Yumyulack and Jesse have a charming sibling rivalry rooted in their allegiance to one another. It’s them against the world when it’s not them against each other, and the shifting nature of that bond turns even the most mundane moments towards adventure. Meanwhile, Terry and Korvo don’t always make the nature of their dynamic clear (are they romantic partners? Professional partners? Both??), but it’s got an Aziraphale and Crowley allure to it that makes loving them inevitable.
The wholesome bedrock of Solar Opposites allows its dramatic portions to land even stronger than some of Rick and Morty‘s. A human-centric subplot — the specifics of which you deserve to see unspoiled — ties the series’ first batch of episodes together in a twisted scheme akin to “Tales from the Citadel” that requires watching the installments chronologically. Episode 7, titled “Terry and Korvo Steal A Bear,” may just be the best television I’ve seen all year.

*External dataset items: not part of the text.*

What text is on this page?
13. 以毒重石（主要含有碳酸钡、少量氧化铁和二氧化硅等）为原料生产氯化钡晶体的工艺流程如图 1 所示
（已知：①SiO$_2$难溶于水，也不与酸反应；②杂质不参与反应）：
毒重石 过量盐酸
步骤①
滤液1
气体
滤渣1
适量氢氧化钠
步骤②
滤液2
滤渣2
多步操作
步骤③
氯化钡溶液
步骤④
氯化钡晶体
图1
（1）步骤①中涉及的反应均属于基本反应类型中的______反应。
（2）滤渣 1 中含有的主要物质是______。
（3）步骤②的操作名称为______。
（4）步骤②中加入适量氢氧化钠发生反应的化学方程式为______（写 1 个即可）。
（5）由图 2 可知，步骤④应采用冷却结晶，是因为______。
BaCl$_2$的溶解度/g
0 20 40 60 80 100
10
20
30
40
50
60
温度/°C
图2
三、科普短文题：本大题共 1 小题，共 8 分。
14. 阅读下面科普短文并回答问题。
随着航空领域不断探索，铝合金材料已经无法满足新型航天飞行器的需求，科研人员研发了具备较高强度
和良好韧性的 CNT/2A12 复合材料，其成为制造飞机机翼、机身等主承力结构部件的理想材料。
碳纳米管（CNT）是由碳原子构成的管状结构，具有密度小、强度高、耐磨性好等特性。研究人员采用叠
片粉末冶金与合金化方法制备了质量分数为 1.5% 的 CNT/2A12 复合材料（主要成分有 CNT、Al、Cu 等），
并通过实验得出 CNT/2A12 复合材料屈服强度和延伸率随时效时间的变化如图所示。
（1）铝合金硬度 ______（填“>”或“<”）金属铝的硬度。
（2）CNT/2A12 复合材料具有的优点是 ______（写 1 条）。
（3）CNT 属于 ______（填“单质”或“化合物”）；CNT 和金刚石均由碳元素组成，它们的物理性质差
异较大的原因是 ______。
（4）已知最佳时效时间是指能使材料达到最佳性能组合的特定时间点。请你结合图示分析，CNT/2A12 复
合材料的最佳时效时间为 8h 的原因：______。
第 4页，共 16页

Solar Opposites doesn’t take on the existential weight of Rick and Morty, but in my mind, it’s more enjoyable for it. Considering the state of our world, a lovable group of aliens enjoying each other’s company hits particularly well these days. It’s a welcome reprieve from the darkness of our timeline, and that of the Smith family.
That said, I must warn you: Solar Opposites ends on a cliffhanger. Hulu has already ordered eight more episodes, so we’ll eventually get answers to the questions left dangling — but it does add yet another project to our hazy understanding of entertainment’s future. Thankfully, whenever the Shlorpians do return, we can trust they’ll be in this together. (Well, maybe minus the pupa.)
Solar Opposites is now streaming on Hulu.